Although many of these drugs, especially the benzodiazepines, have been marketed with emphasis on their short duration of action, many have long-acting active metabolites. This is often a problem in the patient who experiences a decrement in liver function. Sedative effects are additive and may convert what would have been a mild metabolic encephalopathy into a coma days after the initiation of treatment.
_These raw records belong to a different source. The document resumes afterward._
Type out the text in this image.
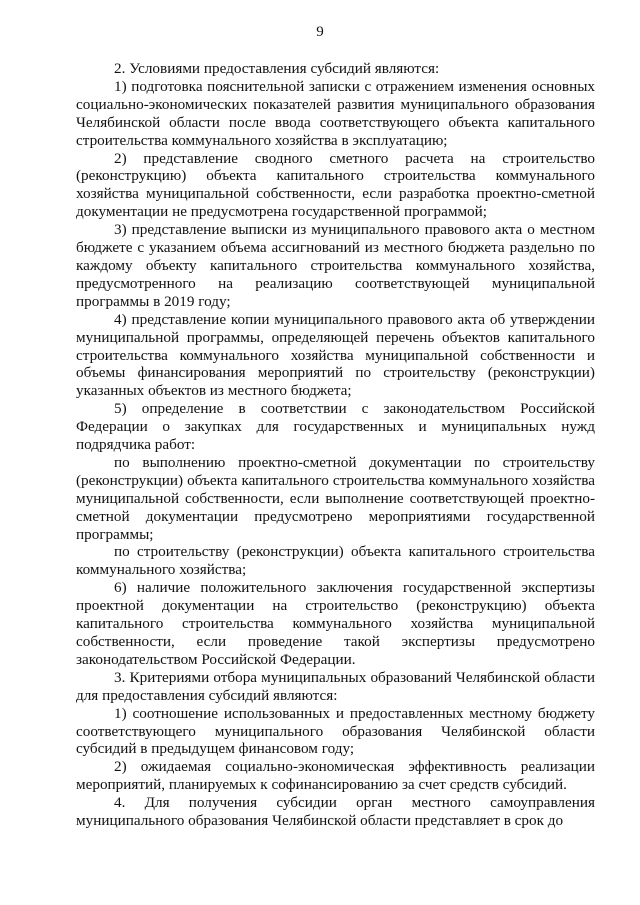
9

2. Условиями предоставления субсидий являются:

1) подготовка пояснительной записки с отражением изменения основных социально-экономических показателей развития муниципального образования Челябинской области после ввода соответствующего объекта капитального строительства коммунального хозяйства в эксплуатацию;

2) представление сводного сметного расчета на строительство (реконструкцию) объекта капитального строительства коммунального хозяйства муниципальной собственности, если разработка проектно-сметной документации не предусмотрена государственной программой;

3) представление выписки из муниципального правового акта о местном бюджете с указанием объема ассигнований из местного бюджета раздельно по каждому объекту капитального строительства коммунального хозяйства, предусмотренного на реализацию соответствующей муниципальной программы в 2019 году;

4) представление копии муниципального правового акта об утверждении муниципальной программы, определяющей перечень объектов капитального строительства коммунального хозяйства муниципальной собственности и объемы финансирования мероприятий по строительству (реконструкции) указанных объектов из местного бюджета;

5) определение в соответствии с законодательством Российской Федерации о закупках для государственных и муниципальных нужд подрядчика работ:

по выполнению проектно-сметной документации по строительству (реконструкции) объекта капитального строительства коммунального хозяйства муниципальной собственности, если выполнение соответствующей проектно-сметной документации предусмотрено мероприятиями государственной программы;

по строительству (реконструкции) объекта капитального строительства коммунального хозяйства;

6) наличие положительного заключения государственной экспертизы проектной документации на строительство (реконструкцию) объекта капитального строительства коммунального хозяйства муниципальной собственности, если проведение такой экспертизы предусмотрено законодательством Российской Федерации.

3. Критериями отбора муниципальных образований Челябинской области для предоставления субсидий являются:

1) соотношение использованных и предоставленных местному бюджету соответствующего муниципального образования Челябинской области субсидий в предыдущем финансовом году;

2) ожидаемая социально-экономическая эффективность реализации мероприятий, планируемых к софинансированию за счет средств субсидий.

4. Для получения субсидии орган местного самоуправления муниципального образования Челябинской области представляет в срок до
Non-benzodiazepine hypnotics are generally better tolerated and associated with fewer side effects. Dizziness, hypersomnolence, and headache are the most common side effects of zolpidem, zaleplon, and eszopiclone. Zolpidem has been associated with complex behaviors in sleep, including sleep eating. Patients taking eszopiclone may report an unpleasant taste in the mouth.
Alternative Therapies
The most popular and well-studied herbal treatment of depression is St. John’s wort (Hypericum perforatum), a remedy used for wound healing, sedation, and pain relief. Its use as a hypnotic has not been studied systematically, but it may promote “deep sleep” and prolong REM latency.
Valerian root (Valeriana officinalis) has been used widely for its hypnotic properties. A limited number of human studies suggest that valerian could be used as a mild hypnotic with minimal side effects. It seems to affect GABA metabolism and reuptake, mainly GABA A receptors, 5HT-1a, and adenosine receptors. Numerous herbs are used in combinations by traditional Chinese medicine. However, there are no well-designed studies to document their effectiveness and safety.
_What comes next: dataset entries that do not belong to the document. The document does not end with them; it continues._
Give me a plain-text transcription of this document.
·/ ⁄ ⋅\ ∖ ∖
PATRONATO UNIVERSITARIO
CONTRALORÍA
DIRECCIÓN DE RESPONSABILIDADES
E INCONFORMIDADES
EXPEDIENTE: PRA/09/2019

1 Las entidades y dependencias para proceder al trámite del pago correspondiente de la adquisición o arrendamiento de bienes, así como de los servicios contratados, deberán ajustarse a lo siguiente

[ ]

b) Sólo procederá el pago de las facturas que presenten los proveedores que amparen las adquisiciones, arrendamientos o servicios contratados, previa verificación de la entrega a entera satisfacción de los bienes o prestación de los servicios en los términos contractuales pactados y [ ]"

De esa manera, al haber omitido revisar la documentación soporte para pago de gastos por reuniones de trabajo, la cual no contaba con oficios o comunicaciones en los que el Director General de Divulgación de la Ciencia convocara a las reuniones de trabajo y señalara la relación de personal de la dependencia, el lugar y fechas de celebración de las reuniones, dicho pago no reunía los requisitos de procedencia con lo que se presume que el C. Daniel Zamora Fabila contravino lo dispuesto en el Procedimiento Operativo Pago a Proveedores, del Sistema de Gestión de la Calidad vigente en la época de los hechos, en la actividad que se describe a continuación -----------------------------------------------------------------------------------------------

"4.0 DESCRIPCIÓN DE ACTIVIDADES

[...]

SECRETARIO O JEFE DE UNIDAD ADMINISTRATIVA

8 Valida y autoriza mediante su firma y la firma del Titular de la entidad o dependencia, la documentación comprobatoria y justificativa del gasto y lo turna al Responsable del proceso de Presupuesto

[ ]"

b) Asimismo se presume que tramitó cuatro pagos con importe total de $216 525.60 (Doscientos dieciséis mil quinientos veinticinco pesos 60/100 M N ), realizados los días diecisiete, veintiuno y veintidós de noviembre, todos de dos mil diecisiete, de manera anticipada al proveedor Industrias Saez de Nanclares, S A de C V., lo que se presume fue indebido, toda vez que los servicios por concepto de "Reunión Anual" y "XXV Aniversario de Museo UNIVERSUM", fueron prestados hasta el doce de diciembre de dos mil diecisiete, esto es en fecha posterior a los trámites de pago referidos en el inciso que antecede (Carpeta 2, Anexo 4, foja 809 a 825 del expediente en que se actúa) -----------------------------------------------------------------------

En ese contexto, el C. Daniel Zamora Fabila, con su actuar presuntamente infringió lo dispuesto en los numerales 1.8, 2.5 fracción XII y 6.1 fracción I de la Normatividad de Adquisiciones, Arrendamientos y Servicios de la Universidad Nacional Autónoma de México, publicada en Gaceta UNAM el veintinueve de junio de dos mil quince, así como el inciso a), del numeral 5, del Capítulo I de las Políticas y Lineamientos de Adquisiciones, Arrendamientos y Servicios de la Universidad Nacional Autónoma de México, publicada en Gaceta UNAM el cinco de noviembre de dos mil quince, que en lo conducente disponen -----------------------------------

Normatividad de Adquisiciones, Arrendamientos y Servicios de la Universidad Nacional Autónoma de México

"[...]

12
Anxiety disorders often are linked to insomnia. Anxiety may respond to kava kava (Piper methysticum). Its mechanism of action is thought to involve GABA A receptors.
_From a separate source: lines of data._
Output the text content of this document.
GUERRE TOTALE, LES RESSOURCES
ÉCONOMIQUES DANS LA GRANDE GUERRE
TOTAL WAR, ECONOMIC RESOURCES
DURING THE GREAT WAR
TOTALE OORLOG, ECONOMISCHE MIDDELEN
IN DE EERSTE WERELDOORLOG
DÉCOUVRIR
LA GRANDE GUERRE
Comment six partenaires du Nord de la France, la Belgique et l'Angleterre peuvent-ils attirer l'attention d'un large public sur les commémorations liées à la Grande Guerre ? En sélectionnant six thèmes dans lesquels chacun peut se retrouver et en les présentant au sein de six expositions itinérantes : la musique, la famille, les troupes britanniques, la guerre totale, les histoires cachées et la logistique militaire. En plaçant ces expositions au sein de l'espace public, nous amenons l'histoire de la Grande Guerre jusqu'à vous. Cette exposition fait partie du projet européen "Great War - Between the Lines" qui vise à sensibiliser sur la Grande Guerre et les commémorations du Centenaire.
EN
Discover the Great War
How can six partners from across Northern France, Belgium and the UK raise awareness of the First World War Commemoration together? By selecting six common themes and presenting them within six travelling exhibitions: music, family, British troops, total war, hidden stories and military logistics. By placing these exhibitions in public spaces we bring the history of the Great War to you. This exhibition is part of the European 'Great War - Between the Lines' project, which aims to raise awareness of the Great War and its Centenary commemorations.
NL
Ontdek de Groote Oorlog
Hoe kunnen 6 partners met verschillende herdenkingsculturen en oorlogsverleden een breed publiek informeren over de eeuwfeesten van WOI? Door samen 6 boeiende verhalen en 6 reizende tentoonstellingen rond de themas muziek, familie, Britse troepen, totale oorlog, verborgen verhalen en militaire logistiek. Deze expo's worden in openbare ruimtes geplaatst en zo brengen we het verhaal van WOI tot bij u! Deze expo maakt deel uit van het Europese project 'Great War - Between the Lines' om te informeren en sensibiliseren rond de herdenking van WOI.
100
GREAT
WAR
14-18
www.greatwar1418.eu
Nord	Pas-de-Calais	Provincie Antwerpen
Melatonin is used to reset the circadian clock and help proper positioning of the sleep cycle within a 24-hour period, but it also has a mild direct sedative-hypnotic effect (the most common doses are 2-10 mg 30 minutes to 2 hours before bedtime). Caution should be exercised in patients with known cardiovascular disease because melatonin reportedly causes vasoconstriction in coronary and cerebral arteries of rats. Other possible side effects are inhibition of fertility, increased depression or induced depression, suppression of male libido, retinal damage, and hypothermia. Melatonin’s interactions with other drugs are not fully understood, which is of particular concern in the elderly population. As with other dietary supplements, there is a concern about purity of the product. Catnip
(Nepeta cataria) is used as a
“tonic” for sleep, as is chamomile
(Marticaria recutita). Several other herbs are used as sleep aids because of their reported sedative effects: gotu cola
(Centella asiatica), hops
(Humulus lupulus), lavender
(Lavandula angustifolia and others), passionflower
(Passiflora incarnata), and scullcap
(Scutellaria lateriflora). Hepatoxicity was described for scullcap when used in combination with valerian root, but this may have resulted from substitution of a particular herb with species of germander
(Teucrium).
The FDA recalled all products of L-tryptophan in the United States, but it still is manufactured worldwide. It has resurfaced in the form of 5-hydroxytryptamine. It was found that the new product contains the same impurities previously found in L-tryptophan responsible for eosinophilia-myalgia syndrome. L-tryptophan also is found in some protein supplements.